Contextualising with consent
- 06 November, 2018 07:08
Online consent can be a minefield for brands, and just doing enough to fulfil legal obligations no longer cuts it. Transparency is key, balanced with the right amount of information.
Consent is one of the big words in the world at present, and requests for your virtual agreement are now a common part of daily online life.
Naturally, the collection of data is crucial for brands to contextualise the online experience for an individual, particularly in an age of hyper-personalisation where relevancy is a guiding star. However, the challenge now is to do so in a way that browsers both understand and accept, and that deepens their relationship with their customers.
So, outside of fulfilling legal obligations, how do brands address the topic of consent proactively to provide an even better online experience for their customers?
PwC senior marketing manager, Peter Hionis, says first and foremost, brands need to make it explicitly clear what they’re collecting data for, and how they intend to use it.
“You’ve got to tell the visitor that you are capturing that information, but also conveying that you will use that information to improve their experience and provide them with a richer, more relevant experience,” he says.
“For brands, it’s about asking for – and collecting – data that’s genuinely going to help you deliver a more targeted and relevant experience that’s going to resonate with your visitors, not collecting information for the sake of it.”
SAS director of global retail practice, Dan Mitchell, agrees it’s all about disclosure.
“Try to disclose everything, and disclose what partners you might be connected with. Now, that can be very complicated for a consumer to understand for sure, but your default position now is to disclose everything.”
Taking a purely legal approach to online consent is insufficient for marketers, Mitchell continues. “You could just throw out one consent form, someone might read it and tick a box. At a bare minimum have you done what you need to do legally? Yes, you might have,” he says.
“But that's not a very customer experience-focused approach to why you need that consent, and what that consent is going to provide your customers.
“Ultimately, it’s all got to be focused on improving customer experience.”
Clarity is needed – on both sides
And it really is the customer experience that’s at the heart of the matter. Before asking for consent, marketers need to know why they’re asking for information, and what they are going to do with it.
There has previously been a mentality of ‘gather every bit of data possible’. After all, who knows when it’d be useful? To be fully transparent when collecting data in that manner is near impossible. Today, you can do more with less, as Mitchell explains.
“The companies that do it best in this space have been the ones that have adopted more real-time analytics and can make decisions more on the fly quickly,” he continues. “The old paradigm was grab everything because overnight I need to churn and cook my models, batch process it and come up with a magic answer.
“If you have real-time analytics, you really can just grab what you have right now around the customer's transactions to date, session information, browser information, a geolocation segment, and then try to do something.

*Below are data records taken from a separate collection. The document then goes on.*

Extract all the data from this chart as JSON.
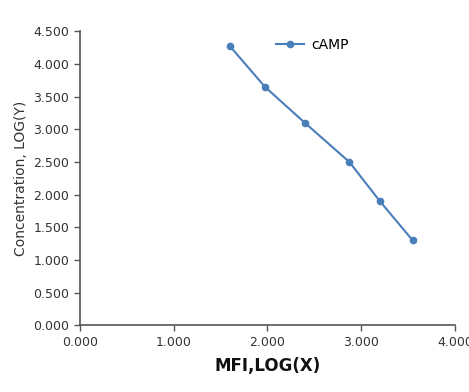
{
  "x": [
    1.6,
    1.975,
    2.4,
    2.875,
    3.2,
    3.55
  ],
  "y": [
    4.275,
    3.65,
    3.1,
    2.5,
    1.9,
    1.3
  ],
  "line_color": "#4a7ebb",
  "marker_style": "o",
  "marker_size": 4.5,
  "line_width": 1.5,
  "xlabel": "MFI,LOG(X)",
  "ylabel": "Concentration, LOG(Y)",
  "legend_label": "cAMP",
  "xlim": [
    0.0,
    4.0
  ],
  "ylim": [
    0.0,
    4.5
  ],
  "xticks": [
    0.0,
    1.0,
    2.0,
    3.0,
    4.0
  ],
  "yticks": [
    0.0,
    0.5,
    1.0,
    1.5,
    2.0,
    2.5,
    3.0,
    3.5,
    4.0,
    4.5
  ],
  "xtick_labels": [
    "0.000",
    "1.000",
    "2.000",
    "3.000",
    "4.000"
  ],
  "ytick_labels": [
    "0.000",
    "0.500",
    "1.000",
    "1.500",
    "2.000",
    "2.500",
    "3.000",
    "3.500",
    "4.000",
    "4.500"
  ],
  "background_color": "#ffffff",
  "xlabel_fontsize": 12,
  "ylabel_fontsize": 10,
  "tick_fontsize": 9,
  "legend_fontsize": 10,
  "spine_color": "#555555",
  "tick_color": "#555555"
}
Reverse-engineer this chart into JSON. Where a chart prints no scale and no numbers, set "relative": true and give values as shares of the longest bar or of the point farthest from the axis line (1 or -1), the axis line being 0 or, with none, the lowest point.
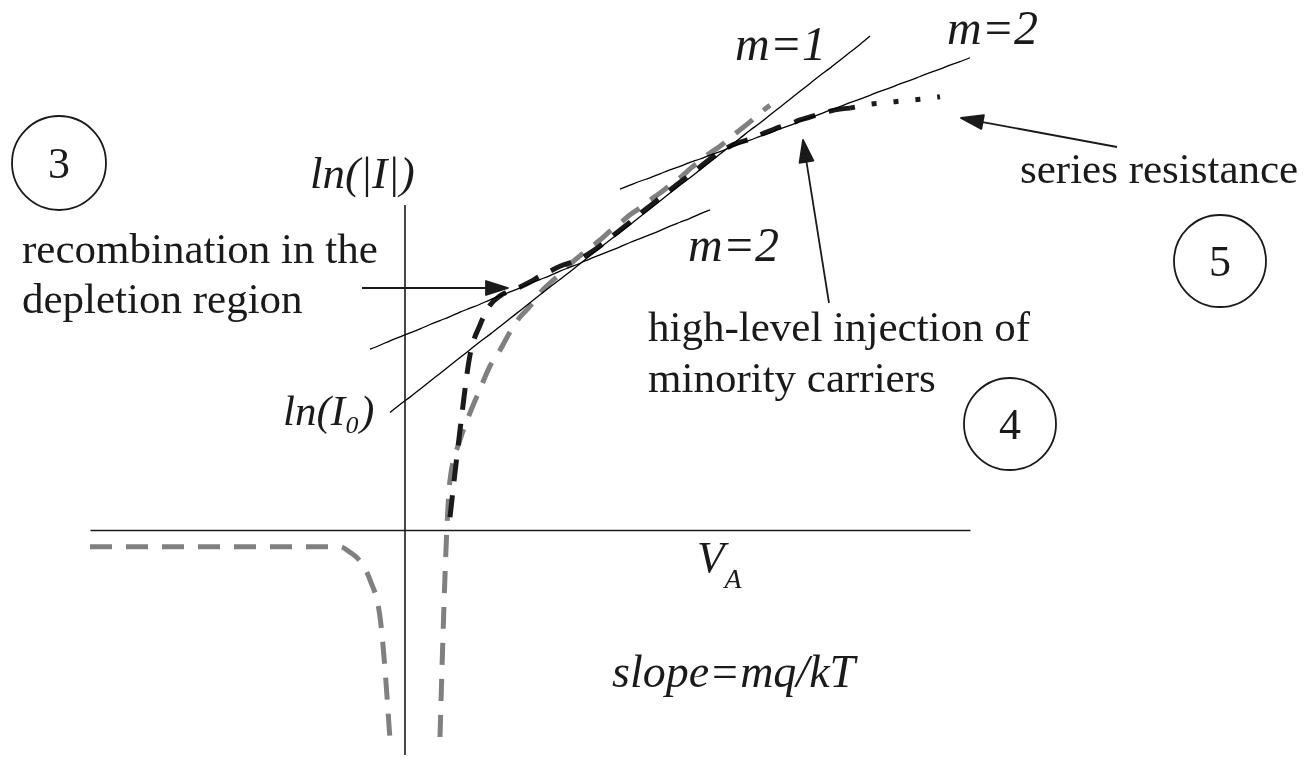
{
  "chart_data": {
    "type": "line",
    "relative": true,
    "xlabel": "V$_{A}$",
    "ylabel": "ln(|I|)",
    "categories": [
      null,
      null,
      null,
      null,
      null,
      null,
      null,
      null,
      null,
      null,
      null,
      null,
      null,
      null,
      null,
      null,
      null,
      null,
      null,
      null,
      null,
      null,
      null,
      null,
      null,
      null,
      null,
      null,
      null,
      null,
      null,
      null,
      null,
      null,
      null,
      null,
      null,
      null,
      null,
      null,
      null,
      null,
      null,
      null,
      null,
      null,
      null,
      null,
      null,
      null,
      null,
      null,
      null,
      null,
      null,
      null,
      null,
      null,
      null,
      null,
      null,
      null,
      null,
      null,
      null,
      null,
      null,
      null,
      null,
      null,
      null,
      null,
      null,
      null,
      null,
      null,
      null,
      null,
      null,
      null,
      null,
      null,
      null,
      null,
      null,
      null,
      null,
      null,
      null
    ],
    "series": [
      {
        "color": "#808080",
        "line_style": "dashed",
        "values": [
          -0.034,
          -0.034,
          -0.034,
          -0.034,
          -0.034,
          -0.034,
          -0.034,
          -0.034,
          -0.034,
          -0.034,
          -0.034,
          -0.034,
          -0.034,
          -0.034,
          -0.034,
          -0.034,
          -0.034,
          -0.034,
          -0.034,
          -0.034,
          -0.034,
          -0.034,
          -0.034,
          -0.034,
          -0.034,
          -0.034,
          -0.045,
          -0.063,
          -0.101,
          -0.176,
          -0.425,
          null,
          null,
          null,
          null,
          -0.419,
          0.101,
          0.182,
          0.237,
          0.285,
          0.332,
          0.364,
          0.401,
          0.431,
          0.453,
          0.48,
          0.5,
          0.518,
          0.538,
          0.555,
          0.571,
          0.587,
          0.605,
          0.621,
          0.638,
          0.652,
          0.668,
          0.682,
          0.698,
          0.713,
          0.731,
          0.747,
          0.763,
          0.777,
          0.794,
          0.81,
          0.826,
          0.844,
          0.86,
          null,
          null,
          null,
          null,
          null,
          null,
          null,
          null,
          null,
          null,
          null,
          null,
          null,
          null,
          null,
          null,
          null,
          null,
          null,
          null
        ]
      },
      {
        "color": "#1a1a1a",
        "line_style": "dashed",
        "values": [
          null,
          null,
          null,
          null,
          null,
          null,
          null,
          null,
          null,
          null,
          null,
          null,
          null,
          null,
          null,
          null,
          null,
          null,
          null,
          null,
          null,
          null,
          null,
          null,
          null,
          null,
          null,
          null,
          null,
          null,
          null,
          null,
          null,
          null,
          null,
          null,
          0.026,
          0.202,
          0.354,
          0.415,
          0.455,
          0.474,
          0.484,
          0.492,
          0.502,
          0.514,
          0.524,
          0.534,
          0.541,
          0.549,
          0.561,
          0.575,
          0.591,
          0.607,
          0.623,
          0.64,
          0.656,
          0.672,
          0.688,
          0.704,
          0.719,
          0.735,
          0.751,
          0.765,
          0.777,
          0.785,
          0.791,
          0.8,
          0.808,
          0.816,
          0.822,
          0.83,
          0.836,
          0.842,
          0.848,
          0.852,
          0.854,
          null,
          null,
          null,
          null,
          null,
          null,
          null,
          null,
          null,
          null,
          null,
          null
        ]
      },
      {
        "color": "#1a1a1a",
        "line_style": "dotted",
        "values": [
          null,
          null,
          null,
          null,
          null,
          null,
          null,
          null,
          null,
          null,
          null,
          null,
          null,
          null,
          null,
          null,
          null,
          null,
          null,
          null,
          null,
          null,
          null,
          null,
          null,
          null,
          null,
          null,
          null,
          null,
          null,
          null,
          null,
          null,
          null,
          null,
          null,
          null,
          null,
          null,
          null,
          null,
          null,
          null,
          null,
          null,
          null,
          null,
          null,
          null,
          null,
          null,
          null,
          null,
          null,
          null,
          null,
          null,
          null,
          null,
          null,
          null,
          null,
          null,
          null,
          null,
          null,
          null,
          null,
          null,
          null,
          null,
          null,
          null,
          null,
          null,
          0.854,
          0.858,
          0.862,
          0.864,
          0.866,
          0.868,
          0.87,
          0.872,
          0.874,
          0.877,
          null,
          null,
          null
        ]
      },
      {
        "color": "#000000",
        "line_style": "solid",
        "values": [
          null,
          null,
          null,
          null,
          null,
          null,
          null,
          null,
          null,
          null,
          null,
          null,
          null,
          null,
          null,
          null,
          null,
          null,
          null,
          null,
          null,
          null,
          null,
          null,
          null,
          null,
          null,
          null,
          0.366,
          0.374,
          0.383,
          0.391,
          0.399,
          0.407,
          0.416,
          0.424,
          0.432,
          0.441,
          0.449,
          0.457,
          0.466,
          0.474,
          0.482,
          0.49,
          0.499,
          0.507,
          0.515,
          0.524,
          0.532,
          0.54,
          0.549,
          0.557,
          0.565,
          0.573,
          0.582,
          0.59,
          0.598,
          0.606,
          0.615,
          0.623,
          0.631,
          0.64,
          0.648,
          null,
          null,
          null,
          null,
          null,
          null,
          null,
          null,
          null,
          null,
          null,
          null,
          null,
          null,
          null,
          null,
          null,
          null,
          null,
          null,
          null,
          null,
          null,
          null,
          null,
          null
        ]
      },
      {
        "color": "#000000",
        "line_style": "solid",
        "values": [
          null,
          null,
          null,
          null,
          null,
          null,
          null,
          null,
          null,
          null,
          null,
          null,
          null,
          null,
          null,
          null,
          null,
          null,
          null,
          null,
          null,
          null,
          null,
          null,
          null,
          null,
          null,
          null,
          null,
          null,
          0.238,
          0.254,
          0.269,
          0.285,
          0.301,
          0.317,
          0.333,
          0.349,
          0.365,
          0.381,
          0.396,
          0.412,
          0.428,
          0.444,
          0.46,
          0.476,
          0.492,
          0.507,
          0.523,
          0.539,
          0.555,
          0.571,
          0.587,
          0.602,
          0.618,
          0.634,
          0.65,
          0.666,
          0.682,
          0.698,
          0.713,
          0.729,
          0.745,
          0.761,
          0.777,
          0.793,
          0.809,
          0.824,
          0.84,
          0.856,
          0.872,
          0.888,
          0.904,
          0.92,
          0.935,
          0.951,
          0.967,
          0.983,
          1,
          null,
          null,
          null,
          null,
          null,
          null,
          null,
          null,
          null,
          null
        ]
      },
      {
        "color": "#000000",
        "line_style": "solid",
        "values": [
          null,
          null,
          null,
          null,
          null,
          null,
          null,
          null,
          null,
          null,
          null,
          null,
          null,
          null,
          null,
          null,
          null,
          null,
          null,
          null,
          null,
          null,
          null,
          null,
          null,
          null,
          null,
          null,
          null,
          null,
          null,
          null,
          null,
          null,
          null,
          null,
          null,
          null,
          null,
          null,
          null,
          null,
          null,
          null,
          null,
          null,
          null,
          null,
          null,
          null,
          null,
          null,
          null,
          0.69,
          0.698,
          0.706,
          0.713,
          0.721,
          0.729,
          0.736,
          0.744,
          0.751,
          0.759,
          0.766,
          0.774,
          0.782,
          0.789,
          0.797,
          0.804,
          0.812,
          0.819,
          0.827,
          0.835,
          0.842,
          0.85,
          0.857,
          0.865,
          0.872,
          0.88,
          0.888,
          0.895,
          0.903,
          0.91,
          0.918,
          0.926,
          0.933,
          0.941,
          0.948,
          0.956
        ]
      }
    ],
    "annotations": [
      "m=1",
      "m=2",
      "m=2",
      "ln(I₀)",
      "recombination in the depletion region",
      "high-level injection of minority carriers",
      "series resistance",
      "slope=mq/kT",
      "3",
      "4",
      "5"
    ]
  }
}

“You can do more with less.”
Different demographics, different expectations
The expectation of the level of information necessary to disclose – and the customised experience that you can subsequently deliver – however, may well differ by demographic.
Some segments may want – and expect – a fully customised experience and are happy to share more details with a brand to get that. Other segments of your audience may not want that.
“It's important to appreciate you need to really leverage the data you have about your customers to dial in that expected level of disclosure by segment, says Mitchell.
“Whether that's by age or income or geography, you really need to understand they have different perceptions of what online consent is, and what the expectations are.”
Mitchell recommends when delivering the online experience, to reinforce the fact that that experience is only possible to deliver because they’ve given you consent.
Forrester senior analyst, Xiaofeng Wang, believes this value exchange is something marketers need to get better at.
“Unfortunately, customer value is often an afterthought. Marketers should provide a value exchange to them – when consumers provide personal information to brands, brands need to make sure they are providing more customised services in return.”
Any ambiguity or lack of transparency when it comes to consent is incredibly dangerous territory and the potential damage catastrophic. Wang says marketers can land themselves in trouble with their customers by not being responsible with the data they’re being trusted with.
“Marketers should validate each data provider they use and be clear about their data sources and methodologies,” she says.
“Ultimately if you’re asking clearly for consent, and being explicit about why you want and need that information, visitors to websites are giving that information in good faith,” Hionis continues.
“If you were to use that data in any other way, it could be very destructive to that brand, and it’d turn customers off because as a brand you’re sending the message that you don’t care about the customer. You're trying to capitalise on, and take advantage of, something that should be used in good faith – and as a brand that wants to have a long-term relationship with your customers, that’s not the impression you want to make.”
On a practical level, trust and transparency have to be at the forefront when it comes to asking for, and receiving, consent. Trust that you need the information you’re asking for, and that you’re going to do what the owner of the information is likely to believe you’re going to do with it.
Transparency need to be both in why you’re collecting data, and showing in practice how it’s used. Because if you breach either, then you’re likely to pay a very big price.